I am confused on the Bindables in general. (Remotes might follow the same concept as well.)
Referring to this article on Bindables in DevForums,
An event can only be subscribed to by one other script at a time. When a second script subscribes to an already subscribed event, the first script will be unsubscribed.
So my understanding is a Bindable can subscribe or “listen” to one script at a time.
Does this mean only one script can Fire the event at a time, or only one script can Receive/Connect the event at a time?
When a new script is subscribed to the Bindable, can the previous subscription be assumed as closed?
I am not sure what that statement is talking about? Bindable events can be listened to / connected to by multiple scripts without closing other connections, and they can also be fired by different scripts. In this case, you can’t assume old connections are closed unless explicitly disconnected or by destroying the bindable itself.
There’s BindbaleEvenrs, and then there’s BindableFunctions.
BindableEvents, you can connect how many functions you want.
Another thing is that these connected functions run in another thread. (You can think of that as not affecting anything on the script you’re calling them from)
So if a connection in a BindableEvent yields, that won’t happen in the code you’re firing that event from.
BindableFunctions are NOT events, they work as a CALLBACK instead. So they will affect the script you’re calling them from, if the function “connected” yields, it will yield the script you called it from.
They are a function, therefore you can RETURN and get variables and info from them.
So yes, BindableFunctions only accept one callback.
I feel like the majority of you are misunderstanding the question. The question I am referring is specific to the subscription definition. I know it says an event can be subscribed to by one other script at a time.
I am just confused on how this “subscription” is working.

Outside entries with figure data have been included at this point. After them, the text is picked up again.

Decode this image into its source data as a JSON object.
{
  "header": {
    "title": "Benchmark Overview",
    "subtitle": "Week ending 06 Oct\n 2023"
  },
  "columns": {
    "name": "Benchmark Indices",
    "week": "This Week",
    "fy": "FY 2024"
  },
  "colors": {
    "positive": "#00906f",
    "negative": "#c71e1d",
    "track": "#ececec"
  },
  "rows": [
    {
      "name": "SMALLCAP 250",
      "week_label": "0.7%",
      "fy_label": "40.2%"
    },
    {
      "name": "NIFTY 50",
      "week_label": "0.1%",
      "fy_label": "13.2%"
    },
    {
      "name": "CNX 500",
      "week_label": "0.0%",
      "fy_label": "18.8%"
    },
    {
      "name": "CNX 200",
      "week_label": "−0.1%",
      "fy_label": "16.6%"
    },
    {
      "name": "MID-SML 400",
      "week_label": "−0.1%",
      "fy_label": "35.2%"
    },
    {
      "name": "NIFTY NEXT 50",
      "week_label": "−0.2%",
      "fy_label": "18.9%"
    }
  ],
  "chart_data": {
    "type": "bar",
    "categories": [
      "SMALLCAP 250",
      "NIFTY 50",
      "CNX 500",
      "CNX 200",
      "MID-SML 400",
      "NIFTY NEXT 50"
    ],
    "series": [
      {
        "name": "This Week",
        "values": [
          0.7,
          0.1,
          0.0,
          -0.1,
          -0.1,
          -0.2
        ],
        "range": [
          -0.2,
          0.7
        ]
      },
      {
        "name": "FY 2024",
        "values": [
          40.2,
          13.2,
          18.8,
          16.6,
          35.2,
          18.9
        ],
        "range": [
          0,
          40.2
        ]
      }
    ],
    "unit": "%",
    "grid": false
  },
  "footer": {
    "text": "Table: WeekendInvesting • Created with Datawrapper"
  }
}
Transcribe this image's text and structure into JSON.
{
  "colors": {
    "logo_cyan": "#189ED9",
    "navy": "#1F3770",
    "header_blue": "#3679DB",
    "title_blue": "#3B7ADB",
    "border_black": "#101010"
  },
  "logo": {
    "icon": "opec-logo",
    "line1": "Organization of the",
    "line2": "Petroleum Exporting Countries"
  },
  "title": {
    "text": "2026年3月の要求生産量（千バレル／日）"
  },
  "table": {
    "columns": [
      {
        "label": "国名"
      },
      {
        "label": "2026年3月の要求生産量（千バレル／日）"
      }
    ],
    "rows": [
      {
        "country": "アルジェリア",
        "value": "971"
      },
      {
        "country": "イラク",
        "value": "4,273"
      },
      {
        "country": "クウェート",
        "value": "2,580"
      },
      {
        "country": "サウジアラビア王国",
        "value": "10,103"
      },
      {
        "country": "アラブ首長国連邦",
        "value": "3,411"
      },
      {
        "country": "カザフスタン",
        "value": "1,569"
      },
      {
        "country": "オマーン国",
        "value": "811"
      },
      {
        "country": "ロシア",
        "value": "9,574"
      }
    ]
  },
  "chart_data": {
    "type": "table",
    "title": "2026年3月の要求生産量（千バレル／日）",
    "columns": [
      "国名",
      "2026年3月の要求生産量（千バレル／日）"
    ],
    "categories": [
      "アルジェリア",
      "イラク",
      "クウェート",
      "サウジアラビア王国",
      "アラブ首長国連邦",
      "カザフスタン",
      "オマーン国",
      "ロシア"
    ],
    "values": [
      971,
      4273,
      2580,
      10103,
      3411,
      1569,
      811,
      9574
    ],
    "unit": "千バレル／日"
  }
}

When working in a language such as Angular, you can use Observables to subscribe to a connection which opens a binding connection until the subscription is finished or closed.
While Roblox, I don’t really understand if when I Fire a Bindable event, yes since it is a BindableEvent, it just fires the BindableEvent and moves on. When I fire it, is firing it subscribing the BindableEvent to when I fire this event and then all events connected to the BindableEvent are fired?
When a second script subscribes to an already subscribed event, the first script will be unsubscribed.
Or is it when I am connecting to the event. Where based on the above definition, the only connector will be the most recently “subscribed”, connected event. So only the most recently defined event will run?
Or is it the 3rd option where, similar to BindableFunctions, there is only a binding agreement between one Fire method and one Connect method.
Multiple scripts can connect/listen to BindableEvents and will not disconnect others. Older connections will never be disconnected or overridden without purposefully doing so. Every connection/listener will run when the event is fired. This seems to be a documentation error and should be put under BindableFunctions instead.
I guess you can say it is the first option then? I am confused as to what you’re asking here. Firing the event does not subscribe anything. All :Fire() does is call all non-disconnected connections that were registered using :Connect() in their own “thread”. Connections registered by :Connect() will only ever be disconnected if you call :Disconnect() on any RBXScriptConnection. They may also be disconnected if an instance associated with that event such as .Changed is destroyed. You can assume that BindableEvents act pretty much the same as any Instance event such as .Changed.
Well, i use bindables for tweening UIs so i dont need to write code over and over 1000 times. I think i was wrong earlier, so you may be able to fire from different scripts. but im not sure about receiving.